Critique et Avis sur Quelques minutes après minuit, film adapté d’un roman de Patrick Ness

quelques minutes après minuitQuelques minutes après minuit

4 janvier 2017
Durée : 1h48
De Juan Antonio Bayona
Avec Lewis MacDougall, Sigourney Weaver, Felicity Jones

Synopsis :

Conor a de plus en plus de difficultés à faire face à la maladie de sa mère, à l’intimidation de ses camarades et à la fermeté de sa grand-mère. Chaque nuit, pour fuir son quotidien, il s’échappe dans un monde imaginaire, peuplé de créatures extraordinaires. Mais c’est pourtant là qu’il va apprendre le courage, la valeur du chagrin et surtout affronter la vérité…

L’avis de Lilou

Ce film est adapté du livre éponyme de Patrick Ness. J’avais adoré ce livre lors de sa sortie et appréhendais beaucoup le film. Mais j’ai vraiment été agréablement surprise par cette adaptation. La participation de Patrick Ness à l’écriture du scénario a sûrement permis de conserver l’âme du livre, et son objectif d’accompagner les enfants dans la compréhension des émotions survenant lors de la maladie ou la perte d’un proche.
L’acteur qui interprète Conor, Lewis MacDougall, a donné une prestation fantastique. On s’attache tout de suite et on voit toutes les émotions se dessiner sur son visage même si elles ne sont pas clairement exprimées : prévoyez les mouchoirs !
Tous les personnages sont bien travaillés, chacun avec sa psychologie et sa façon de faire face à la vie. Les adultes délaissent Conor en ne parlant pas avec lui de ce qui se passe, voir en lui mentant ouvertement, et en le laissant se refermer sur lui-même. Mais ils ne deviennent pas pour autant antipathiques, ils sont simplement eux aussi bouleversés par la situation.

Le géant, un arbre ancestral, va permettre à Conor de comprendre les réactions de ceux qui l’entourent, mais aussi les siennes et aussi de comment les exprimer. J’ai beaucoup aimé l’utilisation d’illustration pour ces passages liés au monde imaginaire de Connor. Ces illustrations réalisées par Jim Kay, illustrateur également du livre, donnent un côté encore plus onirique à ces récits.

C’est un magnifique film que je recommande aussi bien aux adultes qu’aux adolescents !

L’avis d’Olivia

Pour échapper à la maladie de sa mère et à sa solitude à l’école, Connor rencontre, quelques minutes après minuit, un « monstre ». Il lui propose de lui raconter des histoires afin de le divertir et en échange, le petit garçon devra lui raconter à son tour une histoire, son histoire. Les récits de ce « monstre » sont magnifiquement retranscrits à l’écran, avec des dessins et des transitions à l’aquarelle. Les personnages n’ont pas de visages ce qui permet au spectateur de projeter son imaginaire et de s’approprier les histoires. Bien que très simples, les morales qui s’en détachent sont magnifiques et profondes. Elles font réfléchir aussi bien petits et grands et ont un impact émotionnel très fort sur le spectateur. La limite entre le réel et l’imaginaire est très ténue, tout comme celle entre le bien et le mal.

L’acteur jouant Connor est excellent, on s’y attache tout de suite et on ressent et comprend les émotions qui transparaissent sur son visage même si lui n’arrive pas à les exprimer. Certaines scènes sont tournées à vif, c’est donc la réaction authentique de l’enfant qui transparaît à l’écran.

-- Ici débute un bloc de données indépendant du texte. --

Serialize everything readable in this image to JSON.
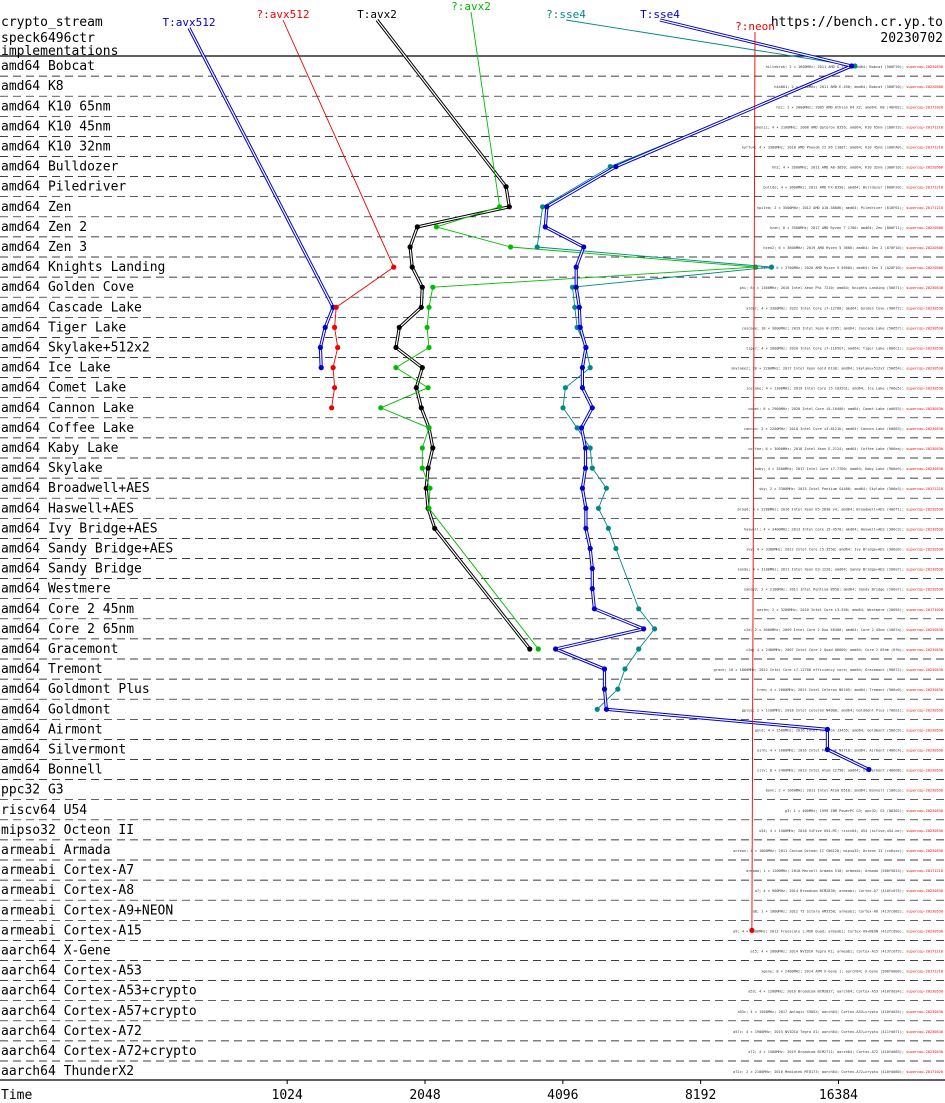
{
  "chart_data": {
    "type": "line",
    "title_lines": [
      "crypto_stream",
      "speck6496ctr",
      "implementations"
    ],
    "source_url": "https://bench.cr.yp.to",
    "date": "20230702",
    "xlabel": "Time",
    "x_scale": "log2",
    "xlim": [
      420,
      28000
    ],
    "x_ticks": [
      1024,
      2048,
      4096,
      8192,
      16384
    ],
    "series": [
      {
        "name": "T:avx512",
        "color": "#0000cc"
      },
      {
        "name": "?:avx512",
        "color": "#ee0000"
      },
      {
        "name": "T:avx2",
        "color": "#000000"
      },
      {
        "name": "?:avx2",
        "color": "#00bb00"
      },
      {
        "name": "?:sse4",
        "color": "#008888"
      },
      {
        "name": "T:sse4",
        "color": "#0000cc"
      },
      {
        "name": "?:neon",
        "color": "#ee0000"
      }
    ],
    "categories": [
      "amd64 Bobcat",
      "amd64 K8",
      "amd64 K10 65nm",
      "amd64 K10 45nm",
      "amd64 K10 32nm",
      "amd64 Bulldozer",
      "amd64 Piledriver",
      "amd64 Zen",
      "amd64 Zen 2",
      "amd64 Zen 3",
      "amd64 Knights Landing",
      "amd64 Golden Cove",
      "amd64 Cascade Lake",
      "amd64 Tiger Lake",
      "amd64 Skylake+512x2",
      "amd64 Ice Lake",
      "amd64 Comet Lake",
      "amd64 Cannon Lake",
      "amd64 Coffee Lake",
      "amd64 Kaby Lake",
      "amd64 Skylake",
      "amd64 Broadwell+AES",
      "amd64 Haswell+AES",
      "amd64 Ivy Bridge+AES",
      "amd64 Sandy Bridge+AES",
      "amd64 Sandy Bridge",
      "amd64 Westmere",
      "amd64 Core 2 45nm",
      "amd64 Core 2 65nm",
      "amd64 Gracemont",
      "amd64 Tremont",
      "amd64 Goldmont Plus",
      "amd64 Goldmont",
      "amd64 Airmont",
      "amd64 Silvermont",
      "amd64 Bonnell",
      "ppc32 G3",
      "riscv64 U54",
      "mipso32 Octeon II",
      "armeabi Armada",
      "armeabi Cortex-A7",
      "armeabi Cortex-A8",
      "armeabi Cortex-A9+NEON",
      "armeabi Cortex-A15",
      "aarch64 X-Gene",
      "aarch64 Cortex-A53",
      "aarch64 Cortex-A53+crypto",
      "aarch64 Cortex-A57+crypto",
      "aarch64 Cortex-A72",
      "aarch64 Cortex-A72+crypto",
      "aarch64 ThunderX2"
    ],
    "machines": [
      "hiltebrok; 2 × 1600MHz; 2011 AMD G-T56N; amd64; Bobcat (500F20); supercop-20230530",
      "h4a001; 2 × 1600MHz; 2011 AMD E-450; amd64; Bobcat (500F20); supercop-20220506",
      "h2c; 2 × 2000MHz; 2005 AMD Athlon 64 X2; amd64; K8 (40FB2); supercop-20171020",
      "phenii; 4 × 2100MHz; 2008 AMD Opteron 8356; amd64; K10 65nm (100F23); supercop-20171218",
      "hyrtu4; 4 × 3300MHz; 2010 AMD Phenom II X6 1100T; amd64; K10 45nm (100FA0); supercop-20171218",
      "hh2; 4 × 2600MHz; 2011 AMD A8-3850; amd64; K10 32nm (300F10); supercop-20220506",
      "bulldo; 4 × 3600MHz; 2012 AMD FX-8350; amd64; Bulldozer (600F20); supercop-20171218",
      "hpiled; 2 × 3500MHz; 2012 AMD A10-5800K; amd64; Piledriver (610F01); supercop-20171218",
      "hzen; 8 × 3500MHz; 2017 AMD Ryzen 7 1700; amd64; Zen (800F11); supercop-20220506",
      "hzen2; 6 × 3600MHz; 2019 AMD Ryzen 5 3600; amd64; Zen 2 (870F10); supercop-20220506",
      "hzen3; 6 × 3700MHz; 2020 AMD Ryzen 5 5600X; amd64; Zen 3 (A20F10); supercop-20220506",
      "phi; 64 × 1300MHz; 2016 Intel Xeon Phi 7210; amd64; Knights Landing (50671); supercop-20230530",
      "alder; 4 × 3300MHz; 2022 Intel Core i7-12700; amd64; Golden Cove (90672); supercop-20230530",
      "cascade; 18 × 3000MHz; 2019 Intel Xeon W-2295; amd64; Cascade Lake (50657); supercop-20230530",
      "tiger; 4 × 2800MHz; 2020 Intel Core i7-1165G7; amd64; Tiger Lake (806c1); supercop-20230530",
      "skylake2; 20 × 2200MHz; 2017 Intel Xeon Gold 6130; amd64; Skylake+512x2 (50654); supercop-20230530",
      "icelake; 4 × 1300MHz; 2019 Intel Core i5-1035G1; amd64; Ice Lake (706e5); supercop-20230530",
      "comet; 6 × 2900MHz; 2020 Intel Core i5-10400; amd64; Comet Lake (a0653); supercop-20230530",
      "cannon; 2 × 2200MHz; 2018 Intel Core i3-8121U; amd64; Cannon Lake (60663); supercop-20230530",
      "coffee; 6 × 3000MHz; 2018 Intel Xeon E-2124; amd64; Coffee Lake (906ea); supercop-20230530",
      "kaby; 4 × 3500MHz; 2017 Intel Core i7-7700; amd64; Kaby Lake (906e9); supercop-20230530",
      "sky; 2 × 3300MHz; 2015 Intel Pentium G4400; amd64; Skylake (506e3); supercop-20171218",
      "broad; 4 × 2200MHz; 2016 Intel Xeon E5-2630 v4; amd64; Broadwell+AES (406f1); supercop-20230530",
      "haswell; 4 × 3400MHz; 2013 Intel Core i5-4570; amd64; Haswell+AES (306c3); supercop-20230530",
      "ivy; 4 × 3300MHz; 2012 Intel Core i5-3550; amd64; Ivy Bridge+AES (306a9); supercop-20230530",
      "sandy; 4 × 3100MHz; 2011 Intel Xeon E3-1220; amd64; Sandy Bridge+AES (206a7); supercop-20230530",
      "sandy2; 2 × 2100MHz; 2011 Intel Pentium B950; amd64; Sandy Bridge (206a7); supercop-20230530",
      "westm; 2 × 3200MHz; 2010 Intel Core i3-550; amd64; Westmere (20655); supercop-20171020",
      "c2d; 2 × 3000MHz; 2009 Intel Core 2 Duo E8400; amd64; Core 2 45nm (1067a); supercop-20230530",
      "c2q; 4 × 2400MHz; 2007 Intel Core 2 Quad Q6600; amd64; Core 2 65nm (6fb); supercop-20230530",
      "grace; 16 × 1800MHz; 2022 Intel Core i7-12700 efficiency core; amd64; Gracemont (90672); supercop-20230530",
      "trem; 4 × 2000MHz; 2021 Intel Celeron N5105; amd64; Tremont (906c0); supercop-20230530",
      "gplus; 2 × 1100MHz; 2018 Intel Celeron N4000; amd64; Goldmont Plus (706a1); supercop-20230530",
      "gold; 4 × 1500MHz; 2016 Intel Celeron J3455; amd64; Goldmont (506c9); supercop-20230530",
      "airm; 4 × 1600MHz; 2016 Intel Pentium N3710; amd64; Airmont (406c4); supercop-20230530",
      "silv; 8 × 2400MHz; 2013 Intel Atom C2758; amd64; Silvermont (406d8); supercop-20230530",
      "bonn; 2 × 1660MHz; 2011 Intel Atom D510; amd64; Bonnell (106ca); supercop-20230530",
      "g3; 1 × 400MHz; 1999 IBM PowerPC G3; ppc32; G3 (88302); supercop-20230530",
      "u54; 4 × 1500MHz; 2018 SiFive U54-MC; riscv64; U54 (sifive,u54-mc); supercop-20230530",
      "octeon; 4 × 1000MHz; 2011 Cavium Octeon II CN6120; mipso32; Octeon II (cn6xxx); supercop-20230530",
      "armada; 1 × 1200MHz; 2010 Marvell Armada 510; armeabi; Armada (560f5815); supercop-20171218",
      "a7; 4 × 900MHz; 2014 Broadcom BCM2836; armeabi; Cortex-A7 (410fc075); supercop-20230530",
      "a8; 1 × 1000MHz; 2012 TI Sitara AM3358; armeabi; Cortex-A8 (413fc082); supercop-20230530",
      "a9; 4 × 1000MHz; 2012 Freescale i.MX6 Quad; armeabi; Cortex-A9+NEON (412fc09a); supercop-20230530",
      "a15; 4 × 2000MHz; 2014 NVIDIA Tegra K1; armeabi; Cortex-A15 (413fc0f3); supercop-20171218",
      "xgene; 8 × 2400MHz; 2014 APM X-Gene 1; aarch64; X-Gene (500f0000); supercop-20171218",
      "a53; 4 × 1200MHz; 2016 Broadcom BCM2837; aarch64; Cortex-A53 (410fd034); supercop-20230530",
      "a53c; 4 × 1500MHz; 2017 Amlogic S905X; aarch64; Cortex-A53+crypto (410fd034); supercop-20230530",
      "a57c; 4 × 1900MHz; 2015 NVIDIA Tegra X1; aarch64; Cortex-A57+crypto (411fd071); supercop-20230530",
      "a72; 4 × 1500MHz; 2019 Broadcom BCM2711; aarch64; Cortex-A72 (410fd083); supercop-20230530",
      "a72c; 2 × 2100MHz; 2016 Mediatek MT8173; aarch64; Cortex-A72+crypto (410fd080); supercop-20171020",
      "tx2; 64 × 2500MHz; 2018 Cavium ThunderX2 CN9980; aarch64; ThunderX2 (431f0af1); supercop-20230530"
    ],
    "values": {
      "T:avx512": [
        [
          12,
          1290
        ],
        [
          13,
          1240
        ],
        [
          14,
          1210
        ],
        [
          15,
          1215
        ]
      ],
      "?:avx512": [
        [
          10,
          1750
        ],
        [
          12,
          1310
        ],
        [
          13,
          1300
        ],
        [
          14,
          1320
        ],
        [
          15,
          1290
        ],
        [
          16,
          1300
        ],
        [
          17,
          1280
        ]
      ],
      "T:avx2": [
        [
          6,
          3080
        ],
        [
          7,
          3130
        ],
        [
          8,
          1970
        ],
        [
          9,
          1900
        ],
        [
          10,
          1920
        ],
        [
          11,
          2020
        ],
        [
          12,
          2010
        ],
        [
          13,
          1800
        ],
        [
          14,
          1770
        ],
        [
          15,
          2020
        ],
        [
          16,
          1960
        ],
        [
          17,
          2010
        ],
        [
          18,
          2090
        ],
        [
          19,
          2130
        ],
        [
          20,
          2080
        ],
        [
          21,
          2060
        ],
        [
          22,
          2080
        ],
        [
          23,
          2150
        ],
        [
          29,
          3470
        ]
      ],
      "?:avx2": [
        [
          7,
          2980
        ],
        [
          8,
          2170
        ],
        [
          9,
          3150
        ],
        [
          10,
          10800
        ],
        [
          11,
          2130
        ],
        [
          12,
          2090
        ],
        [
          13,
          2070
        ],
        [
          14,
          2090
        ],
        [
          15,
          1770
        ],
        [
          16,
          2080
        ],
        [
          17,
          1640
        ],
        [
          18,
          2090
        ],
        [
          19,
          2020
        ],
        [
          20,
          2020
        ],
        [
          21,
          2100
        ],
        [
          22,
          2090
        ],
        [
          29,
          3620
        ]
      ],
      "?:sse4": [
        [
          0,
          17800
        ],
        [
          5,
          5200
        ],
        [
          7,
          3700
        ],
        [
          9,
          3600
        ],
        [
          10,
          11700
        ],
        [
          11,
          4300
        ],
        [
          12,
          4350
        ],
        [
          13,
          4400
        ],
        [
          14,
          4600
        ],
        [
          15,
          4700
        ],
        [
          16,
          4150
        ],
        [
          17,
          4100
        ],
        [
          18,
          4400
        ],
        [
          19,
          4700
        ],
        [
          20,
          4750
        ],
        [
          21,
          5100
        ],
        [
          22,
          4900
        ],
        [
          23,
          5150
        ],
        [
          24,
          5350
        ],
        [
          27,
          6000
        ],
        [
          28,
          6500
        ],
        [
          29,
          6000
        ],
        [
          30,
          5600
        ],
        [
          31,
          5400
        ],
        [
          32,
          4870
        ]
      ],
      "T:sse4": [
        [
          0,
          17500
        ],
        [
          5,
          5350
        ],
        [
          7,
          3780
        ],
        [
          8,
          3750
        ],
        [
          9,
          4550
        ],
        [
          10,
          4380
        ],
        [
          11,
          4380
        ],
        [
          12,
          4450
        ],
        [
          13,
          4470
        ],
        [
          14,
          4600
        ],
        [
          15,
          4520
        ],
        [
          16,
          4520
        ],
        [
          17,
          4750
        ],
        [
          18,
          4500
        ],
        [
          19,
          4590
        ],
        [
          20,
          4590
        ],
        [
          21,
          4520
        ],
        [
          22,
          4600
        ],
        [
          23,
          4600
        ],
        [
          24,
          4700
        ],
        [
          25,
          4750
        ],
        [
          26,
          4750
        ],
        [
          27,
          4800
        ],
        [
          28,
          6150
        ],
        [
          29,
          3950
        ],
        [
          30,
          5050
        ],
        [
          31,
          5050
        ],
        [
          32,
          5100
        ],
        [
          33,
          15500
        ],
        [
          34,
          15500
        ],
        [
          35,
          19100
        ]
      ],
      "?:neon": [
        [
          43,
          10600
        ]
      ]
    }
  }
}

Connor réagit comme un adulte et sa mère comme un enfant, ne lui disant pas la vérité, elle lui fait encore plus de mal. Le film s’adresse aussi bien aux enfants qu’aux adultes avec des buts différents. Les enfants ressentent déjà toutes les émotions du film, mais ce sont les parents qui n’osent pas parler des sujets de la maladie, préférant tenir les enfants à l’écart de la vérité pour ne pas les attrister, mais c’est l’effet inverse qui se passe. Les adultes apprendront à parler aux enfants et ces derniers comprendront les émotions de la perte, le tout dans une grande douceur.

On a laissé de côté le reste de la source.